Two cautions live in this loop. Rubric drift / Rubric-Induced Preference Drift: tiny natural-language edits to a rubric can silently shift the judge's preferences in a whole domain, so version your rubric like code and re-check agreement after every change. And the loop never fully ends — keep a path from judge disagreement → human adjudication (L170 (Human-in-the-Loop Spot Checks)). The rubric you ship is the one that provably tracks your humans (L158 (Building Your First Eval Set) is where those human labels come from), not the one that sounded right in a doc.

🧪 Try It Yourself

Take a vague rubric you (or a tutorial) already use and operationalize one criterion — 15 minutes, and the skill clicks:

  1. Pick the fuzzy word. “Helpful,” “accurate,” “good tone” — whatever you're secretly asking a judge for.
  2. Write the procedural definition. Turn it into something two people would grade the same way: not “is it accurate?” but “every factual claim is supported by the provided source.” In your domain's words.
  3. Anchor a 0–5 (or pass/fail) scale. Say what a 5, a 3, and a 1 look like — one line each. Add one example answer with its score.
  4. Grade 10 real outputs yourself, then run claude-opus-4-8 with your rubric on the same 10 (reason first, then score). Read the disagreements. Nine times out of ten the rubric was ambiguous, not the judge — fix that line and re-run.

When your judge agrees with you on those 10, you've done the actual job: you didn't write a prompt, you designed a measurement.

Mental-Model Corrections

  • “Just ask the judge if it's good.” “Good” is a placeholder the judge fills with its own priors. Write an operational criterion in your domain's words, or you're measuring the model's vibes, not your standard.
  • “One prompt can score everything at once.” A do-everything prompt yields correlated, mushy scores. Score one criterion per call (faithfulness, then relevance, then completeness) and aggregate.
  • “Use a 0.0–1.0 float for precision.” Judges are inconsistent on floats.

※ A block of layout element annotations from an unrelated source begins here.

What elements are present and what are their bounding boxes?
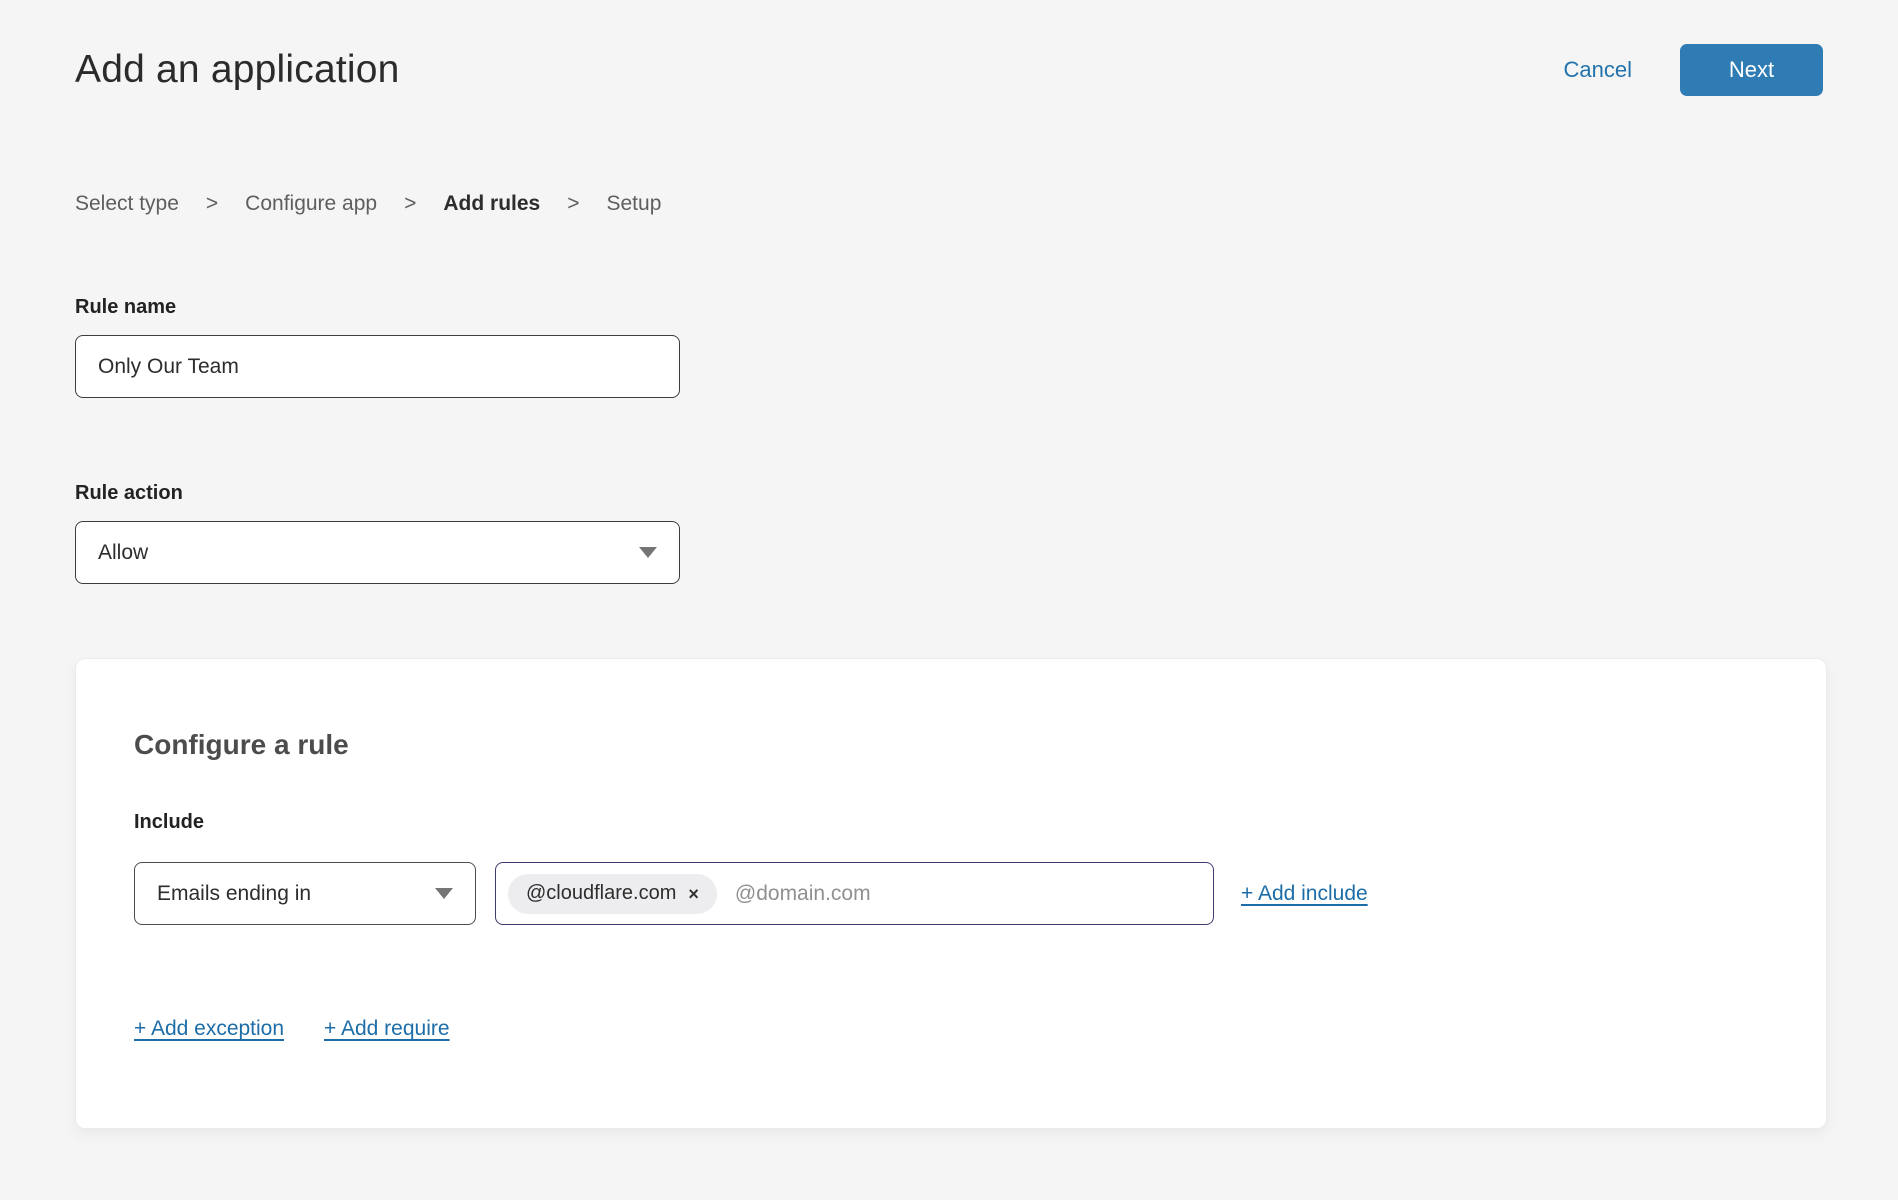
breadcrumb-separator: >	[567, 192, 579, 216]
add-include-link[interactable]: + Add include	[1241, 882, 1368, 906]
chevron-down-icon	[639, 547, 657, 558]
add-exception-link[interactable]: + Add exception	[134, 1017, 284, 1041]
add-require-link[interactable]: + Add require	[324, 1017, 450, 1041]
page-header: Add an application Cancel Next	[75, 0, 1823, 96]
include-type-selected-value: Emails ending in	[157, 882, 311, 906]
include-type-select[interactable]: Emails ending in	[134, 862, 476, 925]
rule-action-label: Rule action	[75, 482, 1823, 505]
rule-card-title: Configure a rule	[134, 729, 1768, 761]
rule-name-input[interactable]	[75, 335, 680, 398]
rule-extra-links: + Add exception + Add require	[134, 1017, 1768, 1041]
breadcrumb-step-setup[interactable]: Setup	[607, 192, 662, 216]
breadcrumb: Select type > Configure app > Add rules …	[75, 192, 1823, 216]
page-title: Add an application	[75, 48, 400, 92]
email-domain-chip: @cloudflare.com ×	[508, 874, 717, 914]
include-label: Include	[134, 811, 1768, 834]
chevron-down-icon	[435, 888, 453, 899]
configure-rule-card: Configure a rule Include Emails ending i…	[75, 658, 1827, 1129]
breadcrumb-separator: >	[404, 192, 416, 216]
breadcrumb-separator: >	[206, 192, 218, 216]
breadcrumb-step-select-type[interactable]: Select type	[75, 192, 179, 216]
rule-name-label: Rule name	[75, 296, 1823, 319]
rule-action-selected-value: Allow	[98, 541, 148, 565]
domain-entry-input[interactable]	[735, 882, 1201, 906]
chip-remove-icon[interactable]: ×	[688, 885, 699, 903]
breadcrumb-step-configure-app[interactable]: Configure app	[245, 192, 377, 216]
add-application-page: Add an application Cancel Next Select ty…	[0, 0, 1898, 1129]
next-button[interactable]: Next	[1680, 44, 1823, 96]
header-actions: Cancel Next	[1564, 44, 1823, 96]
include-value-tag-input[interactable]: @cloudflare.com ×	[495, 862, 1214, 925]
rule-action-select[interactable]: Allow	[75, 521, 680, 584]
breadcrumb-step-add-rules[interactable]: Add rules	[443, 192, 540, 216]
cancel-button[interactable]: Cancel	[1564, 57, 1632, 83]
include-row: Emails ending in @cloudflare.com × + Add…	[134, 862, 1768, 925]
email-domain-chip-text: @cloudflare.com	[526, 882, 676, 905]
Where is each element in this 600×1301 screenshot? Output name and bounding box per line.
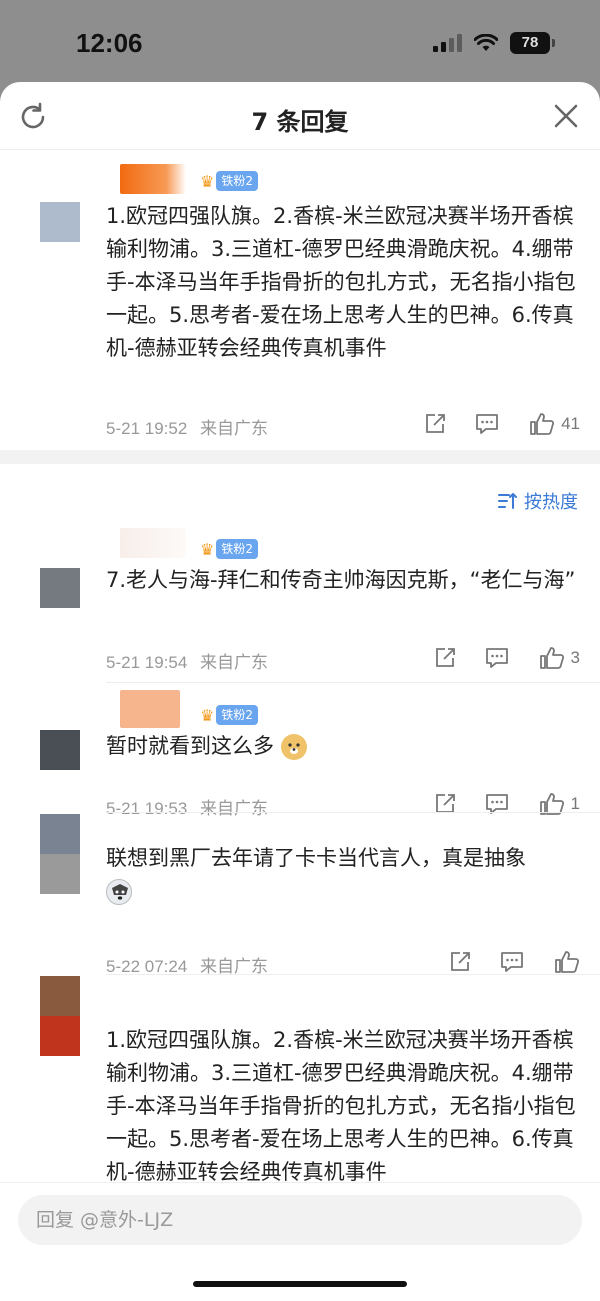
comment-location: 来自广东: [200, 419, 269, 438]
username-blurred[interactable]: [120, 164, 186, 194]
sort-label: 按热度: [524, 492, 578, 513]
comment-location: 来自广东: [200, 653, 269, 672]
comment-item[interactable]: 1.欧冠四强队旗。2.香槟-米兰欧冠决赛半场开香槟输利物浦。3.三道杠-德罗巴经…: [0, 974, 600, 1184]
comment-text: 7.老人与海-拜仁和传奇主帅海因克斯，“老仁与海”: [106, 568, 576, 592]
comment-item[interactable]: ♛ 铁粉2 1.欧冠四强队旗。2.香槟-米兰欧冠决赛半场开香槟输利物浦。3.三道…: [0, 150, 600, 530]
like-button[interactable]: [554, 950, 580, 974]
comment-meta: 5-21 19:54 来自广东: [106, 648, 268, 673]
sort-icon[interactable]: [498, 492, 518, 510]
signal-icon: [433, 34, 462, 52]
share-icon[interactable]: [448, 950, 472, 974]
status-time: 12:06: [76, 28, 143, 58]
comment-icon[interactable]: [500, 950, 524, 974]
home-indicator[interactable]: [193, 1281, 407, 1287]
comment-text: 1.欧冠四强队旗。2.香槟-米兰欧冠决赛半场开香槟输利物浦。3.三道杠-德罗巴经…: [106, 204, 576, 360]
comment-text: 暂时就看到这么多: [106, 730, 582, 763]
husky-emoji: [106, 879, 132, 905]
username-blurred[interactable]: [120, 690, 180, 728]
avatar[interactable]: [40, 814, 80, 894]
comment-actions: 41: [423, 412, 580, 436]
comment-icon[interactable]: [475, 412, 499, 436]
reply-sheet: 7 条回复 ♛ 铁粉2 1.欧冠四强队旗。2.香槟-米兰欧冠决赛半场开香槟输利物…: [0, 82, 600, 1301]
like-button[interactable]: 41: [529, 412, 580, 436]
comment-text: 联想到黑厂去年请了卡卡当代言人，真是抽象: [106, 842, 582, 908]
sheet-title: 7 条回复: [251, 108, 349, 136]
comment-actions: [448, 950, 580, 974]
reply-input[interactable]: 回复 @意外-LJZ: [18, 1195, 582, 1245]
crown-icon: ♛: [200, 705, 215, 725]
comment-item[interactable]: ♛ 铁粉2 暂时就看到这么多 5-21 19:53 来自广东 1: [0, 686, 600, 818]
comment-item[interactable]: 联想到黑厂去年请了卡卡当代言人，真是抽象 5-22 07:24 来自广东: [0, 812, 600, 976]
comment-actions: 3: [433, 646, 580, 670]
fan-badge: ♛ 铁粉2: [200, 538, 258, 560]
comment-icon[interactable]: [485, 646, 509, 670]
close-icon[interactable]: [552, 102, 580, 130]
crown-icon: ♛: [200, 171, 215, 191]
share-icon[interactable]: [423, 412, 447, 436]
like-icon[interactable]: [529, 412, 555, 436]
comment-text: 1.欧冠四强队旗。2.香槟-米兰欧冠决赛半场开香槟输利物浦。3.三道杠-德罗巴经…: [106, 1028, 576, 1184]
like-icon[interactable]: [539, 646, 565, 670]
avatar[interactable]: [40, 568, 80, 608]
fan-badge: ♛ 铁粉2: [200, 170, 258, 192]
like-icon[interactable]: [554, 950, 580, 974]
avatar[interactable]: [40, 202, 80, 242]
doge-emoji: [280, 734, 307, 760]
wifi-icon: [474, 34, 498, 51]
username-blurred[interactable]: [120, 528, 186, 558]
reply-bar: 回复 @意外-LJZ: [0, 1182, 600, 1301]
like-count: 3: [570, 648, 580, 667]
comment-time: 5-21 19:52: [106, 419, 188, 438]
like-count: 41: [561, 414, 580, 433]
crown-icon: ♛: [200, 539, 215, 559]
comment-divider: [106, 682, 600, 683]
sort-toggle[interactable]: 按热度: [498, 488, 578, 514]
battery-indicator: 78: [510, 32, 555, 54]
avatar[interactable]: [40, 976, 80, 1056]
comment-item[interactable]: ♛ 铁粉2 7.老人与海-拜仁和传奇主帅海因克斯，“老仁与海” 5-21 19:…: [0, 522, 600, 678]
comment-time: 5-21 19:54: [106, 653, 188, 672]
section-divider: [0, 450, 600, 464]
avatar[interactable]: [40, 730, 80, 770]
status-bar: 12:06 78: [0, 0, 600, 90]
fan-badge: ♛ 铁粉2: [200, 704, 258, 726]
comment-meta: 5-21 19:52 来自广东: [106, 414, 268, 439]
share-icon[interactable]: [433, 646, 457, 670]
sheet-header: 7 条回复: [0, 82, 600, 150]
like-count: 1: [570, 794, 580, 813]
like-button[interactable]: 3: [539, 646, 580, 670]
status-icons: 78: [433, 32, 555, 54]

Use a categorical scale — 0–5 (best human alignment) or binary (most robust, hard to game) — with anchored levels.
  • “Score first, explain after.” Backwards for accuracy: reason first (list the evidence), then score (G-Eval) — but keep the reasoning structured and short, not an essay that becomes post-hoc justification.
  • “My rubric is neutral.” Not unless you said so. Without an explicit length-neutrality clause it rewards verbosity; without the source passed in it can't check faithfulness at all.
  • “Write the rubric once, then run it.” You discover the rubric (criteria drift). Align it to human labels, read the disagreements, and refine until it provably tracks your people.

Key Takeaways

  • A judge is only as good as its rubricvague rubrics produce vague verdicts at scale. “Is it good?” makes the judge grade by its own priors; an operational criterion makes it grade by yours.
  • Structure the prompt as RCAF: Role · rubric as Context · scoring Action · strict (JSON) Format, at temperature 0, with the input/output to grade.
  • Operationalize + separate the criteria: specific, measurable, criterion-independent, exhaustive; decompose into faithfulness / relevance / completeness and score one per call.
  • Anchor the scale: categorical integers (0–5 best human alignment, or binary most robust), a descriptor for every level, plus one calibration example (one beats many).
  • Build in the defenses: reason first but structured (G-Eval), an explicit length-neutrality clause, and pass the source in for grounded criteria. Full bias treatment in L169 (Judge Biases & How to Calibrate).
  • You discover the rubric: criteria drift means you can't fully specify it up front — align to human labels, read the disagreements, refine, and version it like code. Those labels come from L158 (Building Your First Eval Set); escalation lives in L170 (Human-in-the-Loop Spot Checks).